Aktris ternama Marshanda menegaskan komitmennya untuk tetap menjaga profesionalisme tinggi di panggung hiburan tanah air, meskipun harus hidup dengan gangguan bipolar. Mantan istri Ben Kasyafani ini bertekad tidak akan pernah memanfaatkan kondisi kesehatan mentalnya sebagai alasan untuk membenarkan tindakan keliru yang dapat merugikan orang lain dalam lingkungan kerja.

Gangguan bipolar yang dialami perempuan yang akrab disapa Caca ini ditandai dengan fluktuasi emosi yang ekstrem. Pengidapnya dapat mengalami fase mania yang memicu luapan semangat dan euforia berlebih, serta fase depresi yang membawa perasaan sedih mendalam hingga keputusasaan. Kedua fase bertolak belakang ini dapat berlangsung selama beberapa hari hingga berminggu-minggu, yang tentu menjadi tantangan tersendiri dalam menjalani aktivitas sehari-hari.

Guna mengantisipasi dampak buruk terhadap kariernya, Marshanda memilih untuk mengenali batas kemampuan tubuh dan mempelajari seluk-beluk gangguan mental tersebut secara mendalam. Dengan memahami ciri khas, tantangan, hingga potensi yang dimilikinya, ibu satu anak ini berhasil merumuskan metode terbaik untuk mengelola kestabilan emosi serta rutinitas hariannya di depan kamera.
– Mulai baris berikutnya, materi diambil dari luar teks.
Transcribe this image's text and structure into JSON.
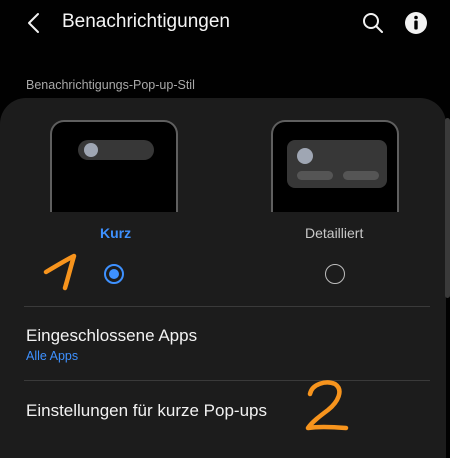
{
  "header": {
    "title": "Benachrichtigungen",
    "back_icon": "chevron-left-icon",
    "search_icon": "search-icon",
    "info_icon": "info-icon"
  },
  "section": {
    "label": "Benachrichtigungs-Pop-up-Stil"
  },
  "style_options": [
    {
      "label": "Kurz",
      "selected": true
    },
    {
      "label": "Detailliert",
      "selected": false
    }
  ],
  "settings": {
    "included_apps": {
      "title": "Eingeschlossene Apps",
      "value": "Alle Apps"
    },
    "short_popups": {
      "title": "Einstellungen für kurze Pop-ups"
    }
  },
  "annotations": [
    "1",
    "2"
  ],
  "colors": {
    "accent": "#3e91ff",
    "annotation": "#f7941d",
    "background": "#010101",
    "card": "#1c1c1c"
  }
}
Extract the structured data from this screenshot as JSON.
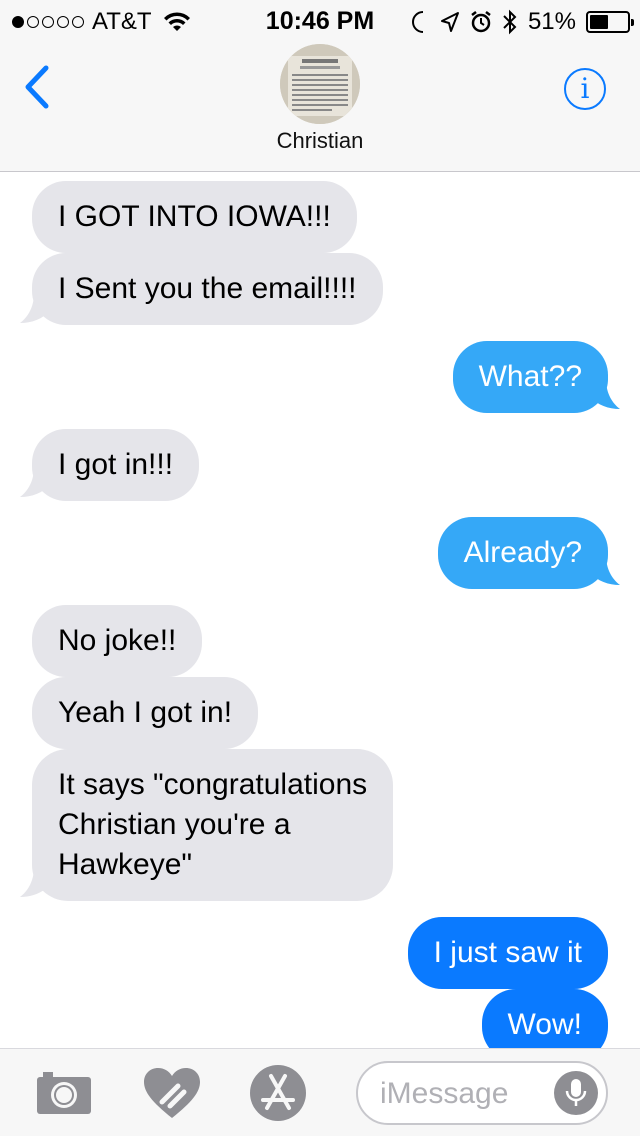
{
  "status_bar": {
    "carrier": "AT&T",
    "signal_bars": 1,
    "time": "10:46 PM",
    "battery_percent": "51%",
    "battery_level": 0.51
  },
  "header": {
    "contact_name": "Christian",
    "back_icon": "chevron-left-icon",
    "info_icon": "info-icon"
  },
  "messages": [
    {
      "direction": "in",
      "text": "I GOT INTO IOWA!!!"
    },
    {
      "direction": "in",
      "text": "I Sent you the email!!!!"
    },
    {
      "direction": "out",
      "type": "sms",
      "text": "What??"
    },
    {
      "direction": "in",
      "text": "I got in!!!"
    },
    {
      "direction": "out",
      "type": "sms",
      "text": "Already?"
    },
    {
      "direction": "in",
      "text": "No joke!!"
    },
    {
      "direction": "in",
      "text": "Yeah I got in!"
    },
    {
      "direction": "in",
      "lines": [
        "It says \"congratulations",
        "Christian you're a",
        "Hawkeye\""
      ]
    },
    {
      "direction": "out",
      "type": "imessage",
      "text": "I just saw it"
    },
    {
      "direction": "out",
      "type": "imessage",
      "text": "Wow!"
    }
  ],
  "input_bar": {
    "placeholder": "iMessage",
    "icons": [
      "camera-icon",
      "digital-touch-icon",
      "app-store-icon",
      "microphone-icon"
    ]
  },
  "colors": {
    "incoming_bubble": "#e5e5ea",
    "sms_bubble": "#35a8f7",
    "imessage_bubble": "#0a7aff",
    "tint": "#0a7aff"
  }
}
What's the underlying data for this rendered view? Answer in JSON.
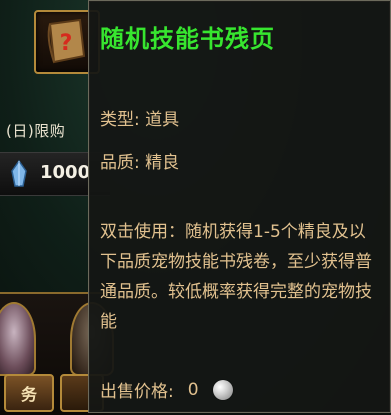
{
  "background": {
    "limit_label": "(日)限购",
    "price_value": "1000",
    "task_button_label": "务"
  },
  "tooltip": {
    "title": "随机技能书残页",
    "type_line": "类型: 道具",
    "quality_line": "品质: 精良",
    "description": "双击使用：随机获得1-5个精良及以下品质宠物技能书残卷，至少获得普通品质。较低概率获得完整的宠物技能",
    "sell_label": "出售价格:",
    "sell_value": "0"
  },
  "icons": {
    "item": "scroll-item-icon",
    "currency": "crystal-icon",
    "coin": "silver-coin-icon"
  },
  "colors": {
    "title": "#37e62f",
    "body_text": "#e1c18f",
    "frame_gold": "#b48a3a"
  }
}
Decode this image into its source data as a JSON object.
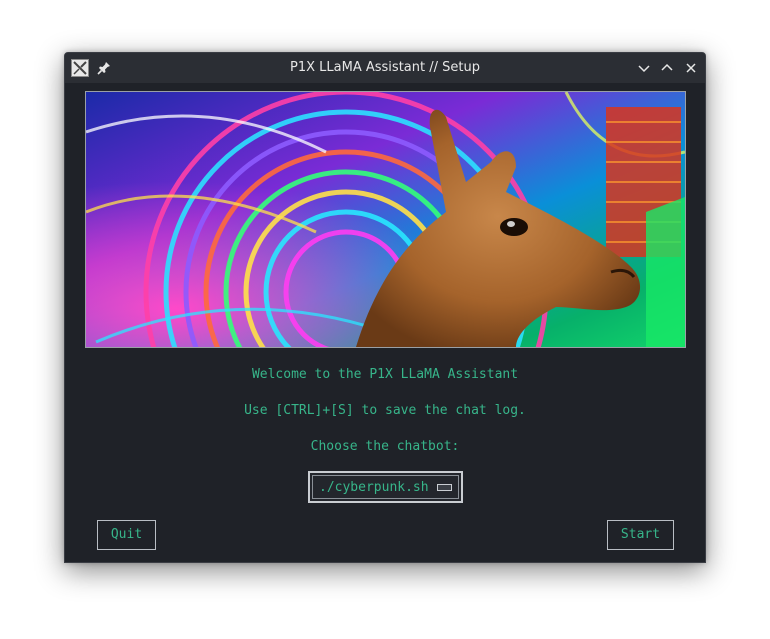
{
  "window": {
    "title": "P1X LLaMA Assistant // Setup",
    "icons": {
      "app": "app-icon",
      "pin": "pin-icon",
      "minimize": "chevron-down-icon",
      "maximize": "chevron-up-icon",
      "close": "close-icon"
    }
  },
  "content": {
    "banner_description": "psychedelic-llama-banner",
    "welcome_text": "Welcome to the P1X LLaMA Assistant",
    "hint_text": "Use [CTRL]+[S] to save the chat log.",
    "choose_label": "Choose the chatbot:",
    "chatbot_select": {
      "value": "./cyberpunk.sh"
    },
    "quit_label": "Quit",
    "start_label": "Start"
  },
  "colors": {
    "background": "#1f2228",
    "titlebar": "#2b2e34",
    "accent_text": "#37b58a",
    "border": "#b9bec4"
  }
}
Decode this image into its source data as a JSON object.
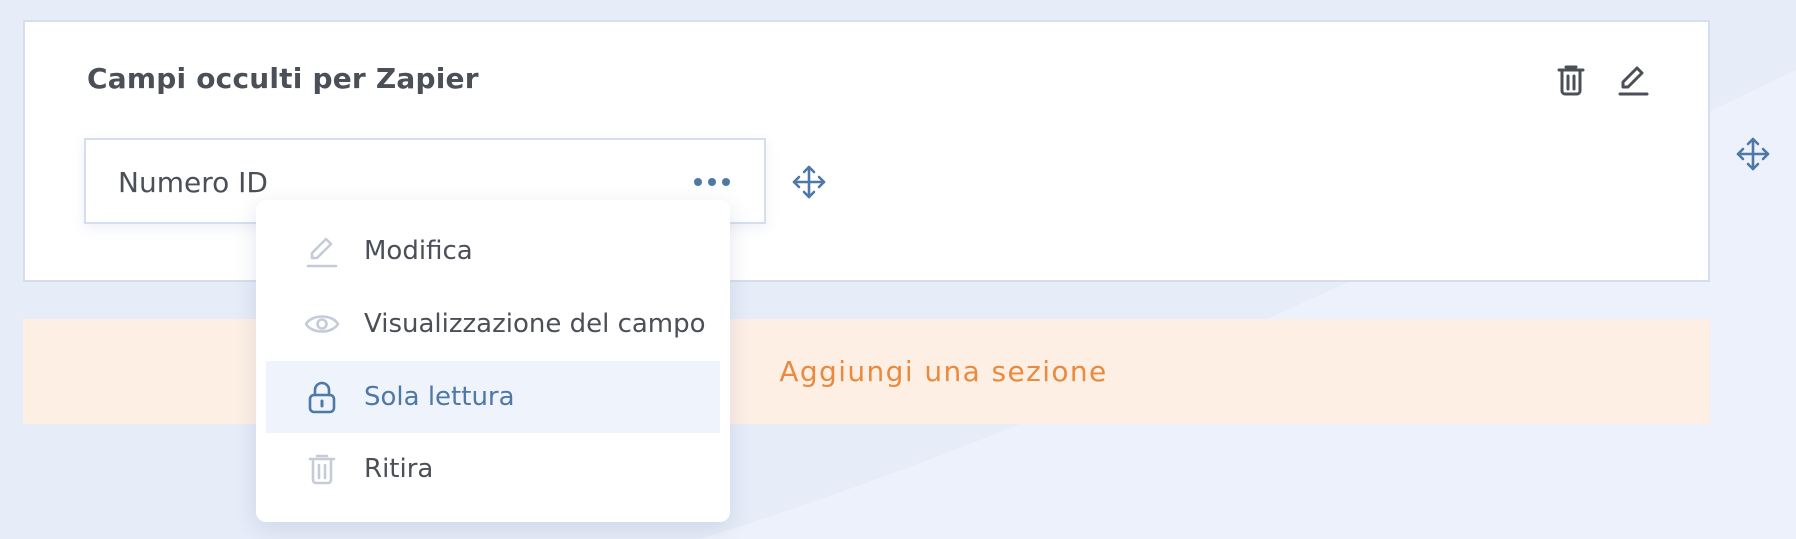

Alih-alih memandangnya sebagai hambatan, Marshanda justru melihat sisi positif dari kondisinya, seperti lonjakan kreativitas dan kemampuan memandang sesuatu dari sudut pandang yang unik. Langkah proaktif dan pemahaman diri yang matang inilah yang menjadi fondasi utama bagi sang aktris untuk tetap produktif dan mempertahankan kualitas performa terbaiknya di industri hiburan kreatif.